Lima tahun silam, jalan utama menuju Bogor.
Sebuah bus jurusan Jawa Barat yang ditumpangi Puspita tiba-tiba berhenti di tengah jalan. Seseorang keluar, membawa barang bawaannya berupa ransel besar juga sebuah koper tanpa roda. Puspita tidak begitu memperhatikan, tapi saat laki-laki itu melewatinya, terlihat jambang lebat di balik topi.

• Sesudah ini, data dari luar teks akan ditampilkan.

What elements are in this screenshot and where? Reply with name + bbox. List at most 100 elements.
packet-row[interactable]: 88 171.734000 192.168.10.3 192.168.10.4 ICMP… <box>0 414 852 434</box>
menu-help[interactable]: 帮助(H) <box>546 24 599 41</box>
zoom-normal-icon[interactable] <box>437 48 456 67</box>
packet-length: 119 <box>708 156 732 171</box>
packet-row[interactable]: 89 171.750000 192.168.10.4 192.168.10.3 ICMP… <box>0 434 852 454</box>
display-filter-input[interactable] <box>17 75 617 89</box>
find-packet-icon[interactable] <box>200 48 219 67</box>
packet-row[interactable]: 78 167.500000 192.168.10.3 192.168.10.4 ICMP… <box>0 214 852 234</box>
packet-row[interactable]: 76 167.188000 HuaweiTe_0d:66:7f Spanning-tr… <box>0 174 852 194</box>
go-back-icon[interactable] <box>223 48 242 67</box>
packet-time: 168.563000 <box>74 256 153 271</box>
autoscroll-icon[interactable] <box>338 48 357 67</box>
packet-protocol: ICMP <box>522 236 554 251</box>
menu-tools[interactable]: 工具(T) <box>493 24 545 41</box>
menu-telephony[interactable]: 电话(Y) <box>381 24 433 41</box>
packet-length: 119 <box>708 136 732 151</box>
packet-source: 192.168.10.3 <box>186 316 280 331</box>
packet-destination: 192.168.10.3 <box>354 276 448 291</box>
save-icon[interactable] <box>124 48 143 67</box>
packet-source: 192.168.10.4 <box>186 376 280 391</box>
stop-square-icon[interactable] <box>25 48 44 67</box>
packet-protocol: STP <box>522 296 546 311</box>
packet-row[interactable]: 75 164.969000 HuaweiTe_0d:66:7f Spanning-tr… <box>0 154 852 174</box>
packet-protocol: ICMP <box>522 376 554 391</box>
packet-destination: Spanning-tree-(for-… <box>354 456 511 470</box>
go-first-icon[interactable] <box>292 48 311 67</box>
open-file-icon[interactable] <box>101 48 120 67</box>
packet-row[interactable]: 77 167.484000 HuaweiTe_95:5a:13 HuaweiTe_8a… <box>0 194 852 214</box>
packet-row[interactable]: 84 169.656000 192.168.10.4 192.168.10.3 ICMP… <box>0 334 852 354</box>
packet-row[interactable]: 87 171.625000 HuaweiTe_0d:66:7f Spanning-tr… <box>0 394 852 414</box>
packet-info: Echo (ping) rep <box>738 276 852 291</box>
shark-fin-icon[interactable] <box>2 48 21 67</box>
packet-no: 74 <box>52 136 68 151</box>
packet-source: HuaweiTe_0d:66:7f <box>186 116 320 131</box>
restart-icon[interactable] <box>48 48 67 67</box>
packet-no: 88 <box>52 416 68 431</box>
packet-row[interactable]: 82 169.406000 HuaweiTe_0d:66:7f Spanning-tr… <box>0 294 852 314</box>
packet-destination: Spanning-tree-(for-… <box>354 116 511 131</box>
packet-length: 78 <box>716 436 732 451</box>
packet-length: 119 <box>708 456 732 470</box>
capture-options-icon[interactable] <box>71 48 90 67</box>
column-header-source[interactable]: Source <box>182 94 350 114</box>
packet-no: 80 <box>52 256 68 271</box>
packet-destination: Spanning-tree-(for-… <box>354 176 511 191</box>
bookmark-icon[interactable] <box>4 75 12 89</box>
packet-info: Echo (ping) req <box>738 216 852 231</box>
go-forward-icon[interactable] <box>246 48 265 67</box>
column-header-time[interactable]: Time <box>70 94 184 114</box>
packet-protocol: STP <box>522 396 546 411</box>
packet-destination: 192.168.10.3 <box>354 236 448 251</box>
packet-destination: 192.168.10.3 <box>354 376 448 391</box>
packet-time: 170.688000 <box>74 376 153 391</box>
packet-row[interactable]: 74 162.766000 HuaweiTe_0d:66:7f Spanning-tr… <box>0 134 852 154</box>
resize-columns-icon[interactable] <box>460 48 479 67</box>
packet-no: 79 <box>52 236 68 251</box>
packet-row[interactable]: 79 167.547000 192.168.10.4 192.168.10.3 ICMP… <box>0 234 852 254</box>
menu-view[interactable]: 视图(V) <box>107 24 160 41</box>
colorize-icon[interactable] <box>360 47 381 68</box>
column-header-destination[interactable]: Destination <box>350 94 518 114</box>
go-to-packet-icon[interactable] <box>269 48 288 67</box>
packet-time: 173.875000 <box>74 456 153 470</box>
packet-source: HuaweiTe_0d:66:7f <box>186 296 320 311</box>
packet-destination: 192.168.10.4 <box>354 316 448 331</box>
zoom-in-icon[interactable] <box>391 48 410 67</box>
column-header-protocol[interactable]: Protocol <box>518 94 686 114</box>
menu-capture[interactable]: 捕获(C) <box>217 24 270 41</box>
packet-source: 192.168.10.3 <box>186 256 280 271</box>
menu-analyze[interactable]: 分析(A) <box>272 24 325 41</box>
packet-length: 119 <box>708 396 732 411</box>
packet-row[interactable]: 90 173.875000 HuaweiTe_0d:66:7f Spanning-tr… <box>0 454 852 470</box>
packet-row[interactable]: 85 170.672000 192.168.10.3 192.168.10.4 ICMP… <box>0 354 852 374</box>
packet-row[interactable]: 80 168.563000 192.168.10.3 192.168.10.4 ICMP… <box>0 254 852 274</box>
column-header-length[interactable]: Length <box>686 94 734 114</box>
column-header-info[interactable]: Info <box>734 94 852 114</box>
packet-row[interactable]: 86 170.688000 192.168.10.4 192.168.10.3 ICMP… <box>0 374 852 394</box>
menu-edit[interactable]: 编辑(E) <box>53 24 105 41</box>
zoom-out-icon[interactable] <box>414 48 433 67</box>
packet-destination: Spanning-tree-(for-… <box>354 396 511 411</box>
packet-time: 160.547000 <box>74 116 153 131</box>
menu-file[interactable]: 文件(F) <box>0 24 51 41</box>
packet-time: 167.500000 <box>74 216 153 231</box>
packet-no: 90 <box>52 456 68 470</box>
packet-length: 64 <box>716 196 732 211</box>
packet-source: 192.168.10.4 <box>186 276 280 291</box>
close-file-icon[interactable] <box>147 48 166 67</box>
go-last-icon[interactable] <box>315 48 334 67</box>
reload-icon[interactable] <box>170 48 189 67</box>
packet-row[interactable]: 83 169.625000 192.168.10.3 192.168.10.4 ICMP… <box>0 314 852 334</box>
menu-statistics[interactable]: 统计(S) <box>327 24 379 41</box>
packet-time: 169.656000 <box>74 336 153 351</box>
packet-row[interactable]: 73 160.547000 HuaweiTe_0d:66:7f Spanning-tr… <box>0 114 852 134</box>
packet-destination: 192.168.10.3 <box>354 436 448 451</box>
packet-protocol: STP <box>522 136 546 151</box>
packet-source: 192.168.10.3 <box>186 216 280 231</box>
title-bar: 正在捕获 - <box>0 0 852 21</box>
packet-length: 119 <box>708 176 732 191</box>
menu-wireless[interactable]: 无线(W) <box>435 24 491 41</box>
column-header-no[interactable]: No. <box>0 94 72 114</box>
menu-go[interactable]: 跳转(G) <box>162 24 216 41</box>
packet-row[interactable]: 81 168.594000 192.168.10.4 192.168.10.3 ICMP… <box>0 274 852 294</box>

Hari itu tanggal 17 agustus, penumpang begitu padat dan beberapa orang mengalah untuk berdiri. Ketidaknyaman semakin terasa saat bus harus menurunkan penumpang di pinggir jalan. Laki-laki itu terkesan mengulur waktu, memancing gusar dari mulut sebagian orang.
“Ini bukan, Bang?” tanya kernet bus membuka bagasi dengan raut wajah kebingungan. Ia sudah memeriksa beberapa tas, tapi tidak menemukan barang yang dimaksud.
“Bukan.”
“Waduh, terus gimana? Busnya sudah lama berhenti,” keluh si kernet memberi isyarat pada sopir agar menunggu lima menit lagi.
Puspita ikut mengintip, memperhatikan keributan kecil yang ditimbulkan si laki-laki asing. Ia ada jadwal bedah buku di pelosok desa Suka Bumi. Di sana, angkutan umum hanya beroperasi tiga jam sekali. Terlambat setengah jam saja, acara bisa berantakan.
“Bang, kasih nomermu saja. Nanti kalau ada, bisa dikirim lewat paket,” teriak Puspita membuka jendela di sebelahnya. Usul itu langsung diiyakan oleh beberapa orang.
Bukannya menanggapi, laki-laki itu hanya diam kemudian berbalik pergi. Barang bawaannya sudah cukup banyak, apa dia cuma membual tentang tasnya? Batin Puspita menatap seorang gadis yang tiba-tiba muncul dari balik pepohonan pinggir jalan. Awalnya ia pikir gadis itu menyambut si lelaki, tapi ternyata tidak. Mereka berjalan berjauhan, lebih tepatnya si gadis terlihat seperti dibuntuti.
Puspita merasa aneh, tapi berakhir abai. Ia tidak punya waktu untuk mengurusi firasat tidak penting. Apalagi bus itu sudah melaju lagi. Bayangan si lelaki dengan koper besarnya lenyap, bersama sejuknya angin persawahan.
Itu adalah ingatan terakhir Puspita. Setengah jam berselang, tanpa diduga oleh siapapun, sebuah ledakan terdengar dari dalam bagasi. Semua orang panik karena bus mendadak oleng ke kiri. Sopir tidak punya pilihan selain menginjak pedal rem kuat-kuat. Sayangnya, jalan itu sedang menanjak. Saat asap mulai keluar, badan bus akhirnya keluar jalur, menabrak pohon mahoni. Sedang di depannya, sejumlah pengendara motor beda arah saling menghindari. Beberapa selamat, tiga motor jatuh ke atas aspal.
Kejadian naas itu berlangsung sebentar, tapi pertolongan lama datang. Dari puluhan orang sekarat,Puspita termasuk beruntung karena sempat melompat keluar. Jendela di sampingnya pecah dan serpihannya banyak menancap di siku juga punggung. Teriakan, tangisan juga rintihan sakit terdengar di mana-mana. Para pengendara juga warga sekitar seketika berkerumun. Mengambil foto juga video durasi pendek. Hanya satu dua orang yang berinisiatif memanggil ambulans juga membantu korban terjebak dalam bus.